THE MATTHEWS BUILDING, showing the western side of the structure on Tuesday, July 21. This structure, composed of three adjoining buildings, has been disconcerting to many residents in recent months due to its questionable condition. Earlier in July, a section of the James S. Miner Riverwalk, was closed to the public after a structural engineer provided the city with a report, demonstrating that the walls of the western section facing the Shiawassee River, need bracing and reinforcing. The roof in this section collapsed earlier this year.
John Hambrick, a representative of the building owner, told Owosso City Council that critical emergency repairs on the Matthews Building would begin soon.
Council approved a tax abatement request on the building in the Monday, July 20 virtual meeting.
(Independent Photo/Karen Mead-Elford)
The Owosso City Council conducted a public hearing for citizen commentary during the Monday, July 20 virtual meeting.
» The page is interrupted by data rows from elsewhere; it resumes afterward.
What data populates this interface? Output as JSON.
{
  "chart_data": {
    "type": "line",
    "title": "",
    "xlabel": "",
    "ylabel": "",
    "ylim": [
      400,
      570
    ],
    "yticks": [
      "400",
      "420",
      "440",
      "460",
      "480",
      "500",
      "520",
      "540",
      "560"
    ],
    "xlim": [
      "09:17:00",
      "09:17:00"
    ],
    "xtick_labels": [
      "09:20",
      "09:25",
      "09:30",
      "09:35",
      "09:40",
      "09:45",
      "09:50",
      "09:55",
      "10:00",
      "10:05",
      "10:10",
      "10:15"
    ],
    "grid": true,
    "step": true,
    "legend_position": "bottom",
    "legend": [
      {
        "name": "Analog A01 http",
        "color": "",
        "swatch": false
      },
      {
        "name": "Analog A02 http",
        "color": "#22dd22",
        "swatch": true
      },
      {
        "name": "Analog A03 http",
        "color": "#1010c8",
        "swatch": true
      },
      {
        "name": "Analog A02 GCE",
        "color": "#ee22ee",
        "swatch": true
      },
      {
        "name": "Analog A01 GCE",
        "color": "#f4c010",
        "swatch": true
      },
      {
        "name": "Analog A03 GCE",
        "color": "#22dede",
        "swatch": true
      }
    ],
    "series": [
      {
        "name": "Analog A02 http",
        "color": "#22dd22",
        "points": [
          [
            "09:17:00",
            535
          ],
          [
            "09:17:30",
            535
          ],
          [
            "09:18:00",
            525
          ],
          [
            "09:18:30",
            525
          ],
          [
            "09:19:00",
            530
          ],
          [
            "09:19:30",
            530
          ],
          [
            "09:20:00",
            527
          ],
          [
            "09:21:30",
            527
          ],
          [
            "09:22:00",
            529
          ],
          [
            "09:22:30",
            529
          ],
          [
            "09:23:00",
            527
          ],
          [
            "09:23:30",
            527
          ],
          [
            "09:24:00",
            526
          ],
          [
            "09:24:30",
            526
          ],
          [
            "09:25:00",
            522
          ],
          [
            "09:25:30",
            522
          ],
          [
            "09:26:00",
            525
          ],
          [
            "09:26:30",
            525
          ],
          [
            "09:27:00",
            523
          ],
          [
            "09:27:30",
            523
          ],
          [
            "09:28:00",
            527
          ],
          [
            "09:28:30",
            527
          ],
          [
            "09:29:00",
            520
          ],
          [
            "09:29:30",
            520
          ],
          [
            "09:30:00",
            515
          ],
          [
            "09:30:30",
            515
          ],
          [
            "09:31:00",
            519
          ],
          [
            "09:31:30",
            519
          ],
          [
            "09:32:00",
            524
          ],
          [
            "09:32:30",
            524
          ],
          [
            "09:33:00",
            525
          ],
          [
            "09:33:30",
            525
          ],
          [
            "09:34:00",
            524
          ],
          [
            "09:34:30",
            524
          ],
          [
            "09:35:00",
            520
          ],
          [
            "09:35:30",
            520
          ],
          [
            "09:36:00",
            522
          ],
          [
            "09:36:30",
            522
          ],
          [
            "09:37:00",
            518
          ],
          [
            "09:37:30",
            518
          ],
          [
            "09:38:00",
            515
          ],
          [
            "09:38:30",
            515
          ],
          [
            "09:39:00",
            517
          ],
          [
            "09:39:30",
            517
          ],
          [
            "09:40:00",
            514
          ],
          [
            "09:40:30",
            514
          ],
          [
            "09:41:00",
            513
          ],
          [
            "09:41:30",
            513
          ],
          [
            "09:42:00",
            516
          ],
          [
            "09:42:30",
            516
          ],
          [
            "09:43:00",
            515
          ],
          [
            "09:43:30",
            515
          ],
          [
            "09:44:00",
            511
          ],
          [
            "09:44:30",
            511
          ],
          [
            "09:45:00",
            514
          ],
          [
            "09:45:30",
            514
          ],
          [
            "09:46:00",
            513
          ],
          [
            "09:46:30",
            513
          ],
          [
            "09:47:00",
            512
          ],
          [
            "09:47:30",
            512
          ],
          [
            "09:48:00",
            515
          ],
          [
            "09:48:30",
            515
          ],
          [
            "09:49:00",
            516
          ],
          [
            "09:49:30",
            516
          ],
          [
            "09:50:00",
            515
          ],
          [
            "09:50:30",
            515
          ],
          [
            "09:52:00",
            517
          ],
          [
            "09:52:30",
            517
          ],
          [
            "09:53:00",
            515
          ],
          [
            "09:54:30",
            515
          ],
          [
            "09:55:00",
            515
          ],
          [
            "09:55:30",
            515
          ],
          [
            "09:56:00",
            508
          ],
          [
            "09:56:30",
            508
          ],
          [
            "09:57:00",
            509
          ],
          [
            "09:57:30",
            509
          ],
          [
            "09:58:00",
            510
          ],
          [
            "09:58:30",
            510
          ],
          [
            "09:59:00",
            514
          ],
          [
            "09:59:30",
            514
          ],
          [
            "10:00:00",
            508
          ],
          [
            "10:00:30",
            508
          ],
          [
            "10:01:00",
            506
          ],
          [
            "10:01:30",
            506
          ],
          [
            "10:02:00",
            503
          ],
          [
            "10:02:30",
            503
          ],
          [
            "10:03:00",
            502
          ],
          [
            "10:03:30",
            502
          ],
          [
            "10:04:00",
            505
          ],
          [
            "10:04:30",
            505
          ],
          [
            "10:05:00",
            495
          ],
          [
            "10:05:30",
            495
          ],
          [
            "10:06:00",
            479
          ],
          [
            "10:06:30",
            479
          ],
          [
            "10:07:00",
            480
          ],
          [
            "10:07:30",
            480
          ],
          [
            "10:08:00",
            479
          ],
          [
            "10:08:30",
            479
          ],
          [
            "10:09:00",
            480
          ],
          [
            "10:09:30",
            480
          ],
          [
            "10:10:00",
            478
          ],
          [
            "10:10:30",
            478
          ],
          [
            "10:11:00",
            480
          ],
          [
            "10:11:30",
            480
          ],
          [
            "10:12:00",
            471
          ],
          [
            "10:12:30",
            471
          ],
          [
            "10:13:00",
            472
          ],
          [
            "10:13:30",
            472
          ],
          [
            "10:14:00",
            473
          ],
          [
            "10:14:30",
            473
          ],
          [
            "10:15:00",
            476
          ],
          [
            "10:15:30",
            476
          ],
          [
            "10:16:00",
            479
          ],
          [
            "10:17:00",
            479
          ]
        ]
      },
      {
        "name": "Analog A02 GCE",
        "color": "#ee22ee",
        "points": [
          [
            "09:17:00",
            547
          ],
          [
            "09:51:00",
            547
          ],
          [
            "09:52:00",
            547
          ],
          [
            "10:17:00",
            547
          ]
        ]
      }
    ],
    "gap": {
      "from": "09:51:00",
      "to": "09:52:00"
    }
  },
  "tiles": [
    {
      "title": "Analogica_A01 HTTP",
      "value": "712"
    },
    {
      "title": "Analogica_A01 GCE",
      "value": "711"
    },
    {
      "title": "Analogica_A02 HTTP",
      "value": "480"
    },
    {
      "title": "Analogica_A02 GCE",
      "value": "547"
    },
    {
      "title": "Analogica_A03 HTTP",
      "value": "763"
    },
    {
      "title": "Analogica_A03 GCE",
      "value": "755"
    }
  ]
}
Several residents spoke regarding the proposed rezoning of two parcels beside Trebor Industries at 434 E. Howard St. – currently zoned residential. The rezoning request was for the parcels to move to light industrial. The property owner, Carrie Cobb, was clear to council members that without the rezoning, she would no longer need the land. Residents that commented on the rezoning included Michael Erfourth, Brian Rinier, Darlene Shepherd and others.
Outstanding concerns expressed by residents were about traffic, noise, road use and the thought that the rezoning might cause nearby residential properties to depreciate. The area in the southeast quadrant of the city already includes a mix of residential alongside commercial properties. Some residents have lived for decades in the neighborhood, though.
Trebor Industries is a family owned business offering rack and container repairs. Minus the rezoning, Cobb told the city she wanted to give the property, purchased in auction, back to the city. In actuality, Cobb will likely have to sell the parcels if they no longer are going to meet her business needs.
Cobb’s suggested plan for the property included eliminating a condemned house on the land, though she wanted to keep a shed to store some equipment. She thought demolishing the house would help in beautifying the neighborhood, as she stated she would maintain the grass and also that containers from Trebor would not be stored on those parcels. “I’m trying to improve the neighborhood,” she said.
The Owosso Planning Commission was concerned about more spot zoning in the city and had voted against the rezoning earlier this year. Planning commission offered another option – allowing the shed to remain and the two lots to be combined. However, the property would still be zoned residential.
Council members held an involved discussion regarding the Hamblin Street Rezoning. Cobb did not express interest in the planning commission’s proposal. The rezoning was ultimately denied.
A second public hearing included approving the rezoning request proposed for N. Washington Street from RM-1, Multiple Family Residential District, Low Rise to RM-1, Multiple Family Residential District, Low Rise with Planned Unit Development (PUD) overlay. This rezoning involves a new Owosso Residential Development or subdivision that will include 14 single-family residences as defined under PUD. The development, applied through Bailey Park Homes, L3C, under Tom Cook and Anna Owens will create a new neighborhood in Owosso, providing drastically needed middle-income housing. The Owosso Planning Commission had reviewed and approved the rezoning request in May. Owosso City Council moved to approve the rezoning on Monday evening.
The third public hearing on Monday involved the application from Owosso REI Group, LLC for an Obsolete Property Rehabilitation Exemption Certificate on the Matthews Building in downtown Owosso. The building has been in the newspaper a number of times recently, having drawn a lot of concern from Owosso residents due to it’s decrepit state. In late June, another public hearing on the tax abatement request was held for this property, but the applicant did not show. Nemer Haddad is a current owner of the Matthews Building. Plans submitted to the city for a roughly $8,000,000 rehabilitation project that will see a complete renovation of the building and will allow for both commercial and residential use – are pretty much identical to plans submitted years ago by Randy Woodworth when he owned the property.
John Hambrick was in attendance during the Monday council meeting to represent furthering Haddad’s plans. A number of unknown factors were discussed during the meeting, such as how the pandemic might influence construction prices and that it is possible that the far western section (building) of the Matthews Building might still have to be demolished as it is in a state of complete disrepair. The Matthews Building actually consists of three adjoined buildings that create the structure situated on the corner of Main and Water Streets. The middle building is in poor shape, too.
Owosso City Council moved to approve the tax abatement on the Matthews Building for a 12-year period.
The next city council meeting is planned for Monday, Aug. 3.